Этот значительный эмансипаторный шаг, состоявший в том, что помешанные были признаны больными людьми, подлежавшими лечению, был сначала, в особенности при Philippe Pinel (1745–1826), связан с терапевтической программой, центральным инструментом которой было само заведение, представлявшее морально поддерживающую терапевтическую среду.
Постепенно утвердившееся в ходе XIX в. естественнонаучное сужение представления о психическом заболевании все больше и больше игнорировало этот ранний подход. Больничная психиатрия, которая в Германии вплоть до 1860 г. определяла развитие психиатрии в смысле прогрессивно-эмансипаторной антропологии, пришла в упадок после воцарения естественнонаучной, медицинской, т. е. нейро-психиатрически акцентуированной университетской психиатрии, и потеряла практически полностью свои первоначально терапевтические тенденции.
В результате господства мышления тогдашней медицины психические заболевания рассматривались как группа нозологических единиц, представление о которых должно было получаться на основе объективированного наблюдения индивидуальной симптоматики. Нозологические единицы могли отличаться по формам их течения, однако оставались вне терапии, поскольку предполагаемая соматическая этиология, над выявлением которой билась нейропсихиатрия, оставалась неизвестной.
Эта система взглядов кульминировала в обширной нозологической системе крепелиновской психиатрии, которая вплоть до сего дня столь капитально господствует в психиатрической терминологии, что немецкий язык считается родным языком психиатрии (Fish, 1962; Szasz, 1961).
Основа этой психиатрии – и в плане нашей темы это особенно важно – является история болезни, а не история больного. Болезнь в этой связи принимает прямо-таки мифологический характер. Она становится, как это подчеркивал Foucault (1954) в научно-теоретическом исследовании, «специфической сущностью, обнаруживаемой по симптомам, в которых она проявляется, но существовавшей раньше них и в известной мере независимой от них».
Абстрактность этого «предрассудка сущности» компенсируется за счет введения естественнобиологического постулата, поднимающего болезнь «до уровня ботанических видов» и исходящего из того, что «за многообразием симптомов предположительная нозологическая единица определяется постоянными признаками и разделенными на подгруппы подвидами».
Сам больной предстает на фоне этой нозологической единицы лишь как деперсонализированный носитель болезни, что мало отличается от того, что раньше он считался деперсонализированным носителем злого духа или просто асоциальности. Защита общества от этого носителя вновь становится доминирующим мотивом психиатрии.

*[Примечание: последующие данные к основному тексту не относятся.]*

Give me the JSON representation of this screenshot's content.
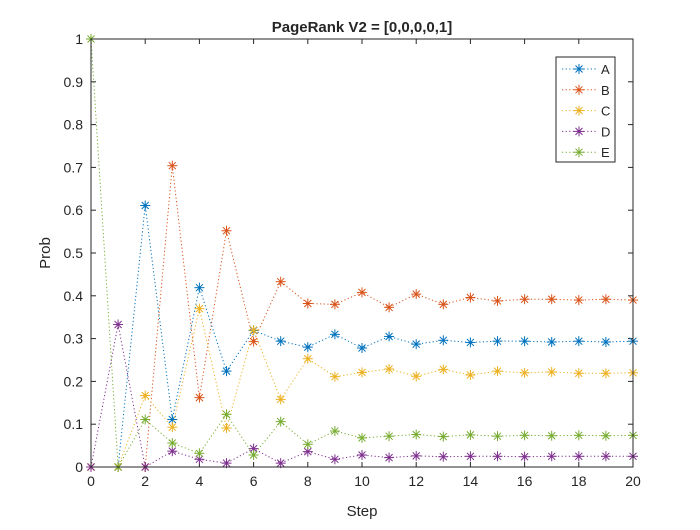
{
  "chart_data": {
    "type": "line",
    "title": "PageRank V2 = [0,0,0,0,1]",
    "xlabel": "Step",
    "ylabel": "Prob",
    "xlim": [
      0,
      20
    ],
    "ylim": [
      0,
      1
    ],
    "xticks": [
      0,
      2,
      4,
      6,
      8,
      10,
      12,
      14,
      16,
      18,
      20
    ],
    "yticks": [
      0,
      0.1,
      0.2,
      0.3,
      0.4,
      0.5,
      0.6,
      0.7,
      0.8,
      0.9,
      1
    ],
    "xtick_labels": [
      "0",
      "2",
      "4",
      "6",
      "8",
      "10",
      "12",
      "14",
      "16",
      "18",
      "20"
    ],
    "ytick_labels": [
      "0",
      "0.1",
      "0.2",
      "0.3",
      "0.4",
      "0.5",
      "0.6",
      "0.7",
      "0.8",
      "0.9",
      "1"
    ],
    "grid": false,
    "legend_position": "top-right",
    "marker": "asterisk",
    "line_style": "dotted",
    "x": [
      0,
      1,
      2,
      3,
      4,
      5,
      6,
      7,
      8,
      9,
      10,
      11,
      12,
      13,
      14,
      15,
      16,
      17,
      18,
      19,
      20
    ],
    "series": [
      {
        "name": "A",
        "color": "#0072BD",
        "values": [
          0,
          0,
          0.611,
          0.111,
          0.419,
          0.224,
          0.319,
          0.294,
          0.28,
          0.31,
          0.278,
          0.305,
          0.287,
          0.296,
          0.291,
          0.294,
          0.294,
          0.292,
          0.294,
          0.292,
          0.294
        ]
      },
      {
        "name": "B",
        "color": "#D95319",
        "values": [
          0,
          0,
          0,
          0.704,
          0.162,
          0.552,
          0.293,
          0.433,
          0.382,
          0.38,
          0.408,
          0.373,
          0.404,
          0.38,
          0.396,
          0.388,
          0.392,
          0.392,
          0.39,
          0.392,
          0.39
        ]
      },
      {
        "name": "C",
        "color": "#EDB120",
        "values": [
          0,
          0,
          0.167,
          0.093,
          0.37,
          0.091,
          0.32,
          0.158,
          0.253,
          0.211,
          0.221,
          0.229,
          0.212,
          0.228,
          0.215,
          0.224,
          0.22,
          0.222,
          0.219,
          0.219,
          0.22
        ]
      },
      {
        "name": "D",
        "color": "#7E2F8E",
        "values": [
          0,
          0.333,
          0,
          0.037,
          0.018,
          0.009,
          0.043,
          0.009,
          0.036,
          0.018,
          0.028,
          0.022,
          0.026,
          0.024,
          0.025,
          0.025,
          0.024,
          0.025,
          0.025,
          0.025,
          0.025
        ]
      },
      {
        "name": "E",
        "color": "#77AC30",
        "values": [
          1,
          0,
          0.111,
          0.056,
          0.032,
          0.123,
          0.028,
          0.106,
          0.053,
          0.084,
          0.068,
          0.072,
          0.076,
          0.071,
          0.075,
          0.072,
          0.074,
          0.073,
          0.074,
          0.073,
          0.074
        ]
      }
    ]
  }
}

Возникает задача – защитить «народ» от болезни путем своевременной изоляции носителей болезни и воспрепятствования их размножению, т. е. распространению болезни.

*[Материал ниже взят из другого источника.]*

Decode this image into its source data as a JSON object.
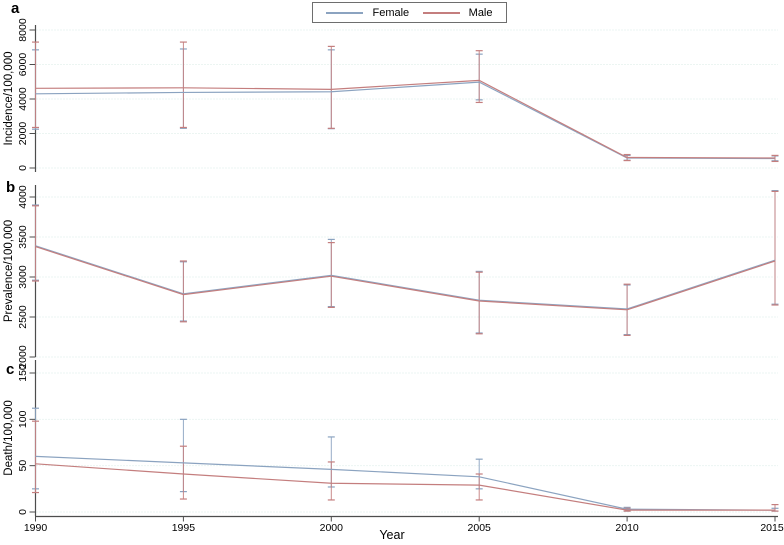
{
  "figure": {
    "xlabel": "Year",
    "legend": {
      "position": "top-center",
      "items": [
        {
          "label": "Female",
          "color": "#8ba3c0"
        },
        {
          "label": "Male",
          "color": "#c47e7e"
        }
      ]
    },
    "style": {
      "female_color": "#8ba3c0",
      "male_color": "#c47e7e",
      "gridline_color": "#d8ebe6",
      "axis_color": "#4d4d4d",
      "text_color": "#000000",
      "background": "#ffffff"
    }
  },
  "chart_data": [
    {
      "type": "line",
      "letter": "a",
      "ylabel": "Incidence/100,000",
      "xlabel": "Year",
      "x": [
        1990,
        1995,
        2000,
        2005,
        2010,
        2015
      ],
      "ylim": [
        0,
        8000
      ],
      "yticks": [
        0,
        2000,
        4000,
        6000,
        8000
      ],
      "grid": true,
      "series": [
        {
          "name": "Female",
          "values": [
            4300,
            4380,
            4420,
            4980,
            580,
            550
          ],
          "ci_low": [
            2250,
            2300,
            2280,
            3950,
            450,
            420
          ],
          "ci_high": [
            6850,
            6900,
            6850,
            6600,
            730,
            700
          ]
        },
        {
          "name": "Male",
          "values": [
            4620,
            4650,
            4560,
            5080,
            610,
            580
          ],
          "ci_low": [
            2350,
            2350,
            2300,
            3800,
            430,
            380
          ],
          "ci_high": [
            7300,
            7300,
            7050,
            6800,
            780,
            730
          ]
        }
      ]
    },
    {
      "type": "line",
      "letter": "b",
      "ylabel": "Prevalence/100,000",
      "xlabel": "Year",
      "x": [
        1990,
        1995,
        2000,
        2005,
        2010,
        2015
      ],
      "ylim": [
        2000,
        4000
      ],
      "yticks": [
        2000,
        2500,
        3000,
        3500,
        4000
      ],
      "grid": true,
      "series": [
        {
          "name": "Female",
          "values": [
            3390,
            2790,
            3020,
            2710,
            2600,
            3210
          ],
          "ci_low": [
            2960,
            2450,
            2630,
            2300,
            2280,
            2660
          ],
          "ci_high": [
            3900,
            3190,
            3470,
            3070,
            2900,
            4080
          ]
        },
        {
          "name": "Male",
          "values": [
            3380,
            2780,
            3010,
            2700,
            2590,
            3200
          ],
          "ci_low": [
            2950,
            2440,
            2620,
            2290,
            2270,
            2650
          ],
          "ci_high": [
            3890,
            3200,
            3430,
            3060,
            2910,
            4070
          ]
        }
      ]
    },
    {
      "type": "line",
      "letter": "c",
      "ylabel": "Death/100,000",
      "xlabel": "Year",
      "x": [
        1990,
        1995,
        2000,
        2005,
        2010,
        2015
      ],
      "ylim": [
        0,
        150
      ],
      "yticks": [
        0,
        50,
        100,
        150
      ],
      "grid": true,
      "series": [
        {
          "name": "Female",
          "values": [
            60,
            53,
            46,
            38,
            3,
            2
          ],
          "ci_low": [
            25,
            22,
            27,
            25,
            1,
            1
          ],
          "ci_high": [
            112,
            100,
            81,
            57,
            5,
            4
          ]
        },
        {
          "name": "Male",
          "values": [
            52,
            41,
            31,
            29,
            2,
            2
          ],
          "ci_low": [
            21,
            14,
            13,
            13,
            1,
            1
          ],
          "ci_high": [
            98,
            71,
            54,
            41,
            4,
            8
          ]
        }
      ]
    }
  ]
}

Особую значимость приобретает поэтому диагноз, который служит своевременной идентификации болезни и ее носителя. Нозологическая система служит идентификации нозологической единицы с помощью диагноза, не дающего никаких опорных пунктов для терапии. Психиатрическое учреждение тем самым вновь становится просто местом содержания, интернирования пациентов, приговоренных диагнозом к этому в большинстве случаев пожизненно.